Dünya daha Çernobil Felaketini unutamamışken 9 yıl önce Japonya’da yaşanan nükleer felaket ve ardından yaşanan acıları yok sayan AKP iktidarı, nükleere karşı 40 yıldır direnen Mersin Akkuyu’da, Çernobil felaketinin faillerinden Rosatum’un eliyle nükleer santral inşa ediyor. Çernobil kurbanı Karadeniz'in Sinop kentine yapmayı planladıkları nükleer santral ise Japon firma geri çekildiği için şimdilik başlamadı.
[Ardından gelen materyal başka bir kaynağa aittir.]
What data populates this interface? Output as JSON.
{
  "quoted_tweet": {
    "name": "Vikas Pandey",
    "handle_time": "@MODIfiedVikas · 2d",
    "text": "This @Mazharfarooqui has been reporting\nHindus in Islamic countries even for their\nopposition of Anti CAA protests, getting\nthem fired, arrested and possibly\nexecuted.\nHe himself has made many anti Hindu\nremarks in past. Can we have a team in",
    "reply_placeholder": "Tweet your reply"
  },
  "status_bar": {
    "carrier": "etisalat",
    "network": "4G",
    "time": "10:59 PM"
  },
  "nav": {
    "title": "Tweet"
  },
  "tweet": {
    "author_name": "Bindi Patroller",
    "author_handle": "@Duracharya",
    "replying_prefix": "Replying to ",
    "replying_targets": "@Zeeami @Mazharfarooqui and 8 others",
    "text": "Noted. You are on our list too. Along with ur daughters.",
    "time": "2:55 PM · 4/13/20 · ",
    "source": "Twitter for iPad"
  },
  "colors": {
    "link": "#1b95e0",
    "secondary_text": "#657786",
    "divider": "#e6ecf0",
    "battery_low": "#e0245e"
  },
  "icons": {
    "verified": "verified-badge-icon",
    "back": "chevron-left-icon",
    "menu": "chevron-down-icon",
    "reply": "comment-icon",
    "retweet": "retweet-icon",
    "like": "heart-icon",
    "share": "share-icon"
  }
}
Kalkınma masallarıyla gözler boyanarak nükleer santralleri bizlere pazarlamaya çalışıyorlar. Oysa Çernobil kazasının Belarus'a maliyet 235 Milyar Dolar. Bu Türkiye'nin toplam ekonomisinin yaklaşık üçte biri. Aradan 34 yıl geçmiş olmasına rağmen hala her yıl Ukrayna ve Belarus yıllık bütçelerinin %5-9'luk önemli bir kısmını sadece Çernobil giderlerine ayırıyor. “Kalkınma” masalının milyonlarca insana sağlık hakkı, temiz su ve gıdaya erişimini, barış için insan onuruna yaraşır bir yaşamı sağlayamadığını, zenginliklerin küçük bir azınlığın kasalarında biriktiğini gördük.
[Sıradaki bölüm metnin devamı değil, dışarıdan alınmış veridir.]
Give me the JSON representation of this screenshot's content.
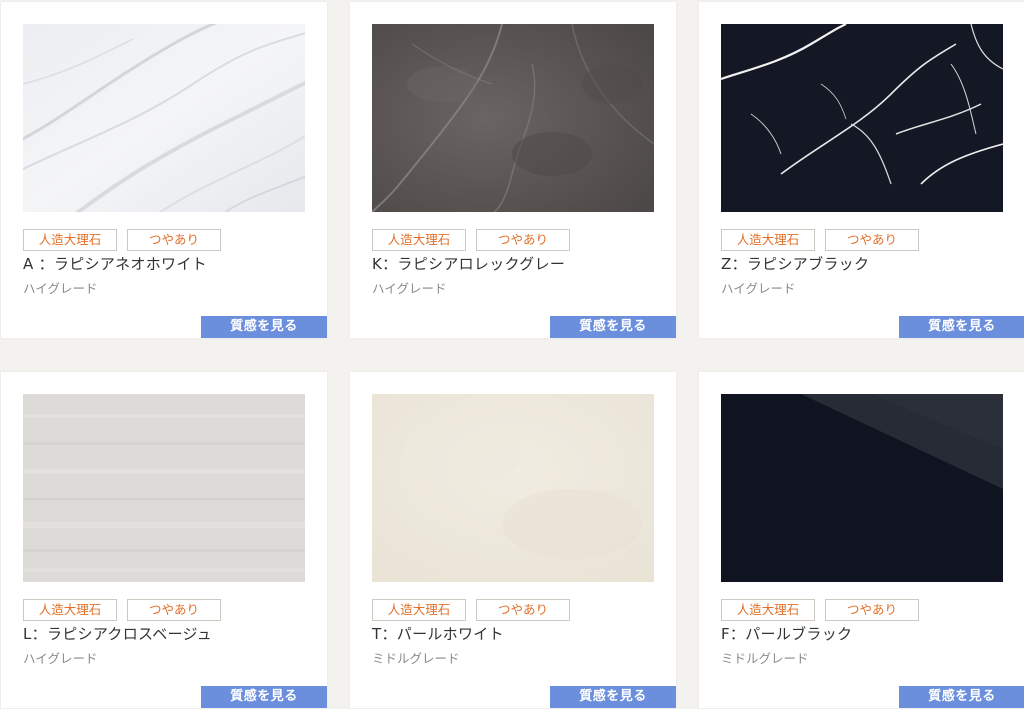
{
  "products": [
    {
      "tag1": "人造大理石",
      "tag2": "つやあり",
      "name": "A ：ラピシアネオホワイト",
      "grade": "ハイグレード",
      "button": "質感を見る",
      "swatch": "white-carrara-marble"
    },
    {
      "tag1": "人造大理石",
      "tag2": "つやあり",
      "name": "K：ラピシアロレックグレー",
      "grade": "ハイグレード",
      "button": "質感を見る",
      "swatch": "grey-marble"
    },
    {
      "tag1": "人造大理石",
      "tag2": "つやあり",
      "name": "Z：ラピシアブラック",
      "grade": "ハイグレード",
      "button": "質感を見る",
      "swatch": "black-marquina-marble"
    },
    {
      "tag1": "人造大理石",
      "tag2": "つやあり",
      "name": "L：ラピシアクロスベージュ",
      "grade": "ハイグレード",
      "button": "質感を見る",
      "swatch": "light-grey-linear-stone"
    },
    {
      "tag1": "人造大理石",
      "tag2": "つやあり",
      "name": "T：パールホワイト",
      "grade": "ミドルグレード",
      "button": "質感を見る",
      "swatch": "cream-solid-surface"
    },
    {
      "tag1": "人造大理石",
      "tag2": "つやあり",
      "name": "F：パールブラック",
      "grade": "ミドルグレード",
      "button": "質感を見る",
      "swatch": "black-solid-surface"
    }
  ],
  "colors": {
    "tag_text": "#e2702a",
    "tag_border": "#cfc9c2",
    "button_bg": "#6b8fdc",
    "page_bg": "#f4f2ee"
  }
}
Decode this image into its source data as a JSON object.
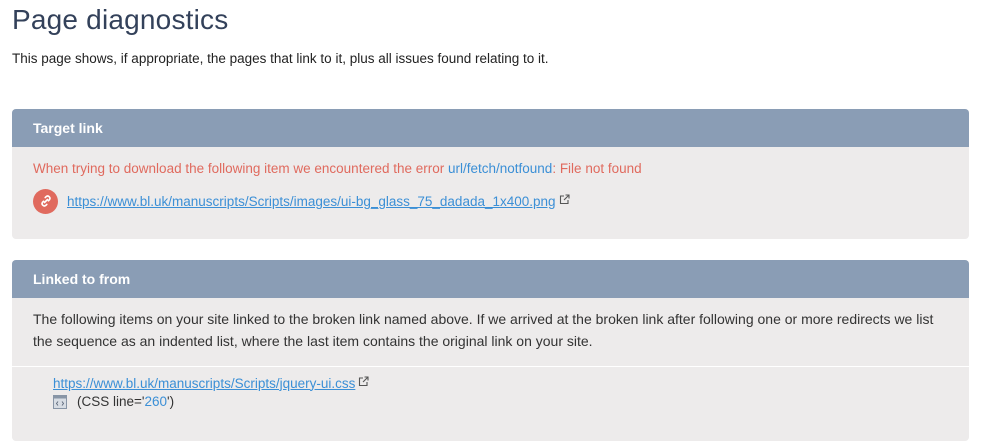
{
  "page": {
    "title": "Page diagnostics",
    "intro": "This page shows, if appropriate, the pages that link to it, plus all issues found relating to it."
  },
  "target_panel": {
    "header": "Target link",
    "error_prefix": "When trying to download the following item we encountered the error ",
    "error_code": "url/fetch/notfound",
    "error_suffix": ": File not found",
    "url": "https://www.bl.uk/manuscripts/Scripts/images/ui-bg_glass_75_dadada_1x400.png"
  },
  "linked_panel": {
    "header": "Linked to from",
    "description": "The following items on your site linked to the broken link named above. If we arrived at the broken link after following one or more redirects we list the sequence as an indented list, where the last item contains the original link on your site.",
    "source_url": "https://www.bl.uk/manuscripts/Scripts/jquery-ui.css",
    "css_line_prefix": "(CSS line='",
    "css_line_number": "260",
    "css_line_suffix": "')"
  },
  "colors": {
    "header_bg": "#8a9db5",
    "panel_bg": "#edebeb",
    "error": "#e06a5e",
    "link": "#3b8fd6"
  },
  "icons": {
    "broken_link_badge": "broken-link-icon",
    "external": "external-link-icon",
    "css_file": "css-file-icon"
  }
}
Nükleer santrallerin gerek ekosisteme gerek halk sağlığına zararları artık saklanamıyor. Bu santrallerin büyük bir kamu borçlanmasına neden olarak aynı zamanda dışa bağımlığı arttırmaktadır. Sadece yapım aşamasında değil, sonrasında da gerek kaza riski gerekse nükleer atıkların depolanması sorunları çözümsüzdür. Bu nedenlerle dünyada birçok ülke nükleer santrallerini kapatma, Türkiye gibi ülkelere bu kirli teknolojiyi satma yoluna gitmektedir.
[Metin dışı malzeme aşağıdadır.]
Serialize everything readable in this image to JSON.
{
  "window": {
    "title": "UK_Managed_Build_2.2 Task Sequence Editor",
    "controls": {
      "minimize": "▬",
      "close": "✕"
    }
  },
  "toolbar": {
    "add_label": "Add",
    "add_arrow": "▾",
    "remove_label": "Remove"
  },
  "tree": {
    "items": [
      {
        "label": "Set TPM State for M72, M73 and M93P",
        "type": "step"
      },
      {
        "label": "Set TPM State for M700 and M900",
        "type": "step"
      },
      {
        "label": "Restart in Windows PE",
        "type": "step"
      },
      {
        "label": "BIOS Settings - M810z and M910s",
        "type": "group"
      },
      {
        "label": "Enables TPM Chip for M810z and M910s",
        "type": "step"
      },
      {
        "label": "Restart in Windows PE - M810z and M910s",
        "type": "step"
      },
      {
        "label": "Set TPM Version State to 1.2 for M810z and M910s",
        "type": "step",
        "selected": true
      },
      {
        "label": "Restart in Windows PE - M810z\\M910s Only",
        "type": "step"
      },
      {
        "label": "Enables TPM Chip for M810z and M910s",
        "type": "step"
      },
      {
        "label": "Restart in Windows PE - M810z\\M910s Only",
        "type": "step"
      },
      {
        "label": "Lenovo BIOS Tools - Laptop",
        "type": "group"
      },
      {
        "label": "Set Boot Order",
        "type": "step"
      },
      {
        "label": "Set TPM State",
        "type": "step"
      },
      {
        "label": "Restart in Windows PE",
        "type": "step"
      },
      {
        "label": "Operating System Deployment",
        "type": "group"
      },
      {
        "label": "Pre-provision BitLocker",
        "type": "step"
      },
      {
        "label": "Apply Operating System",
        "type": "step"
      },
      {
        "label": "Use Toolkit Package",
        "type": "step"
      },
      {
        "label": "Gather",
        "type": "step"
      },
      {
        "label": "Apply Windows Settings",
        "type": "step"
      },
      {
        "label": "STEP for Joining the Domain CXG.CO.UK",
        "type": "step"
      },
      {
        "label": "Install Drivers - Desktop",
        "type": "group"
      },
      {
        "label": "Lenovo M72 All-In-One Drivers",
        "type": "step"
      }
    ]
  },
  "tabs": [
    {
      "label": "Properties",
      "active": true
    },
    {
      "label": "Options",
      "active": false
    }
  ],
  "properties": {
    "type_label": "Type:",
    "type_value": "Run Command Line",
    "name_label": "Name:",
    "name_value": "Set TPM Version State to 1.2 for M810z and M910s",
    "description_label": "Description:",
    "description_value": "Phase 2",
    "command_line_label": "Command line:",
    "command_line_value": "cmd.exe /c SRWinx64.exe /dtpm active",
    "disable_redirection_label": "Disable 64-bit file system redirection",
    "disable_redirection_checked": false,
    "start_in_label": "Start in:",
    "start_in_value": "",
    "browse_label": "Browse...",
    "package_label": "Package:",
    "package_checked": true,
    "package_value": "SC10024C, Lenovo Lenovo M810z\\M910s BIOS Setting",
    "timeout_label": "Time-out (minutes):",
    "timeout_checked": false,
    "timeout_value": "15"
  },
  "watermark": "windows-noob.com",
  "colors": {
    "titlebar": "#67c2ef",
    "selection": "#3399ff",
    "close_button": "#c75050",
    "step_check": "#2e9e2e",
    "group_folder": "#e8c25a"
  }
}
AKP iktidarının nükleer sevdası tamamen savaş politikalarının bir sonucudur. Ne enerji üretimi ne de başka bir amaç vardır. Esas hedef, bölge ülkeleri üzerinde daha fazla söz sahibi olmak, bölgesel yayılmacı politikaları için silah gücünü arttırmaktır.
Korona salgını, çok övündükleri teknolojileri, GSMH’ları, dünyayı birkaç kez yok edecek silahlarıyla devasa devletlerin halkın sağlığını korumak konusunda ne kadar aciz kaldıklarını gösterdi. Halkların en temel sağlık, su ve gıda hakkını karşılayamayıp kaynaklarını savaş teknolojilerine harcamayı tercih eden nükleer sapkınlarına, Türkiye'yi ve bölgemizi nükleer karanlığa mahkum etmek isteyenlere karşı sesimizi her zamankinden daha yüksek çıkartmak zorundayız. Akkuyu'da, Sinop'ta ya da dünyanın herhangi bir yerinde nükleer santral istemiyoruz, mücadelemiz devam edecek.